Pablo Aimar y Santi Solari, El Payaso y El Principito, volverán a jugar a vida o muerte en las próximas horas. Hasta entonces seguirán compartiendo una semana muy especial. En Mestalla, Pablo ha ensayado todas las formas posibles de mirar a cámara: de frente para reafirmar la lealtad al Valencia, de medio perfil para desafiar al Madrid y de reojo para meditar sobre el influjo de los árbitros. En Madrid, Santi se ha repartido entre el masajista y el traumatólogo: magullado, pero contento, ha cambiado cien veces de camilla y de postura, según días y horarios. Después habrá separado en su cabeza la Liga española de la Liga de Campeones. Sus conclusiones serán sin duda un poco ambiguas: ni la Liga está completamente perdida ni la semifinal de la Copa de Europa está completamente ganada. Como El Payaso, habrá vuelto a decirse que el futuro de los futbolistas siempre es imperfecto.

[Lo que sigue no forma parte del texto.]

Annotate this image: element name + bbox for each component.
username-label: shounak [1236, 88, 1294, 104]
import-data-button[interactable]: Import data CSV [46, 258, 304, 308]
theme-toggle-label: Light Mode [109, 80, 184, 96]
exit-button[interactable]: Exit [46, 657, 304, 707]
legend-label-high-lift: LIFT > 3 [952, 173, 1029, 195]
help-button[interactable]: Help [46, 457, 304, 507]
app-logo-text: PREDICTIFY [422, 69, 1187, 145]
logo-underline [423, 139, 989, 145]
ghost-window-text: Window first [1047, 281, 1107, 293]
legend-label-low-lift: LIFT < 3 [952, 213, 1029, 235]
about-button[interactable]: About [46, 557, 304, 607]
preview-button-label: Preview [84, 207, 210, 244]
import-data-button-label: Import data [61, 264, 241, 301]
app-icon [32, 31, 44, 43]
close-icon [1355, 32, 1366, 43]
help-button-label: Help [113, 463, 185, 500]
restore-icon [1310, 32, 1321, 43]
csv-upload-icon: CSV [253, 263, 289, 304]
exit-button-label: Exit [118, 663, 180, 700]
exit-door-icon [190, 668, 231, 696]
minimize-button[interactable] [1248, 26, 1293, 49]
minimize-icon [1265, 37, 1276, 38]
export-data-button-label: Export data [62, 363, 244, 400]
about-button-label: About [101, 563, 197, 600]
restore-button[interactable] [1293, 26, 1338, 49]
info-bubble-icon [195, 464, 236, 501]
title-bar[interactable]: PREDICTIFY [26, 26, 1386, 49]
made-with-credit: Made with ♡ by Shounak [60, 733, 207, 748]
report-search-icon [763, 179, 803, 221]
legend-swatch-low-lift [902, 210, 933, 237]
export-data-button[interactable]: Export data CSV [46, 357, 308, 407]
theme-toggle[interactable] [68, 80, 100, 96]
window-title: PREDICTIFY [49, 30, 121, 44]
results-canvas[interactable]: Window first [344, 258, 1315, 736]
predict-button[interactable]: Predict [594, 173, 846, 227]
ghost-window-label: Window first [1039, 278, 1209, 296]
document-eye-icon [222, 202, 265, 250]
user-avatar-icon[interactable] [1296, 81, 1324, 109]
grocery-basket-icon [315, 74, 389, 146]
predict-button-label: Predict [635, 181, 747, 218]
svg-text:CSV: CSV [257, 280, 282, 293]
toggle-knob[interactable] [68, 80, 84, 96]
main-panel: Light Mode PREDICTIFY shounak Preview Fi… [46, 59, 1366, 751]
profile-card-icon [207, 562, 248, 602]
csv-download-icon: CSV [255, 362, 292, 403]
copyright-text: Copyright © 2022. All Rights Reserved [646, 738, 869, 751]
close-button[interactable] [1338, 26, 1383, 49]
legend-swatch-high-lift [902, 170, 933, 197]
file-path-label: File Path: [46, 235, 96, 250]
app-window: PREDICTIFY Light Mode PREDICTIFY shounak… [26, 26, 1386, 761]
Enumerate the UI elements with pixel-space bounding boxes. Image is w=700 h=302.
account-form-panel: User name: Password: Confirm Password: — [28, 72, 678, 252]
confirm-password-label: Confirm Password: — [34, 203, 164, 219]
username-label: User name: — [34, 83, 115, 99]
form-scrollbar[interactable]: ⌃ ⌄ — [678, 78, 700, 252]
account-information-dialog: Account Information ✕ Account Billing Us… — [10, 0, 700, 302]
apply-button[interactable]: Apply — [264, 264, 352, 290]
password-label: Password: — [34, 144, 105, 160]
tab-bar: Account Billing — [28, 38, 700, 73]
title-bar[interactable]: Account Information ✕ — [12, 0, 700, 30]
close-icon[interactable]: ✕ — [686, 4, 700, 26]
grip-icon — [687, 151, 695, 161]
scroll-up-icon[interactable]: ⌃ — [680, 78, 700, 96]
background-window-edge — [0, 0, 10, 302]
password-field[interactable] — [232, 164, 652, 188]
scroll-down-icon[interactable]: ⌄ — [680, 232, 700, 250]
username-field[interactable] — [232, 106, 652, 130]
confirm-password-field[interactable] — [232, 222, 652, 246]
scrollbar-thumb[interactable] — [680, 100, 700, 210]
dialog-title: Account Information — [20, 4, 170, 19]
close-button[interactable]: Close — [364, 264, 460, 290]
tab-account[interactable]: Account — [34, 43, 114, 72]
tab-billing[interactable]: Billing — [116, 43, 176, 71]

Pero sus analogías no terminan ahí. Por azares de la profesión, ambos han seguido un destino común. Sus carreras comenzaron en el River Plate, el equipo de los millonarios, una refinada escuela de deportistas que en su momento decidió abandonar el suburbio proletario de La Boca para mudarse a Palermo, uno de los cuarteles de invierno de la alta burguesía de Buenos Aires. En su etapa juvenil, ambos se formaron bajo la inspiración de Beto Alonso, el hombre de los mil caños, y de Enzo Francescoli, el antiguo maestro de Zinedine Zidane, así que desde muy pronto tuvieron un inconfundible aire de familia. Unidos por la prestancia y la genealogía, luego decidieron alistarse en alguna de las mejores academias de la vieja Europa, como esos hijos de indiano que se matriculan en Oxford para adornar el currículo y el pedigrí.

Es preciso aclarar, sin embargo, que a pesar de tantas analogías, ambos interpretan el oficio de manera diferente. Travieso hasta la extenuación, Aimar trata de explotar todas las paradojas del fútbol: con sus imprevisibles desmarques fuerza el espacio y el tiempo, con sus túneles por sorpresa desmiente la impenetrabilidad de los cuerpos sólidos y, en fin, con su juego relampagueante demuestra que en el tablero de la cancha la distancia más corta entre dos puntos no siempre es la línea recta. Santi Solari, en cambio, prefiere interpretar los partidos como un arqueólogo interpretaría un jeroglífico. Con una mezcla de paciencia y pasión los mira con lupa, decide si hay que atacar o replegarse, se convierte alternativamente en incendiario y en bombero y busca una razón de ser para cada minuto. No sólo sabe jugar la pelota: sobre todo, sabe jugar al fútbol.

Puesto que con ellos la Liga se viste de gala, seamos capaces de disfrutarlos. Admiremos al Príncipe, pero aplaudamos al Payaso.